Magazine Article

Fragmented Productivity


Image from Fragmented Productivity
Bibliographic Reference

“Fragmented Productivity” Art Monthly Australia, August 2013

In her recent book, The Queer Art of Failure (2011), theorist Judith (Jack) Halberstam talks about a ‘commitment to the fragment over any fantasy of future wholeness’.1 Following Halberstam’s lead in her attention to queer theory, I’d like to position her thinking within a discourse of disability politics, and how the fragmented, so-called ‘failed’ disabled body can be located as a site of fragmented productivity.
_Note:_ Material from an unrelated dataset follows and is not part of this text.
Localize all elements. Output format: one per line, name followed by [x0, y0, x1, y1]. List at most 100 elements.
As Halberstam asks, ‘can we think about this refusal of self [in the form of fragmentation] as an anti-liberal act, a revolutionary statement of pure opposition that does not rely upon the liberal gesture of defiance but accesses another lexicon of power and speaks another language of refusal?’2 How can ‘becoming disabled’ be represented through contemporary art practices that demonstrate power in the body as it is, rather than a form that is striving to be otherwise? HERE&NOW13 showcases the work of eleven artists from Western Australia who identify as disabled and who locate their alternative embodiments in the present, without recourse to claiming difference through politicised binaries, changed futures or presenting their work as antithetical to pathology, even normality.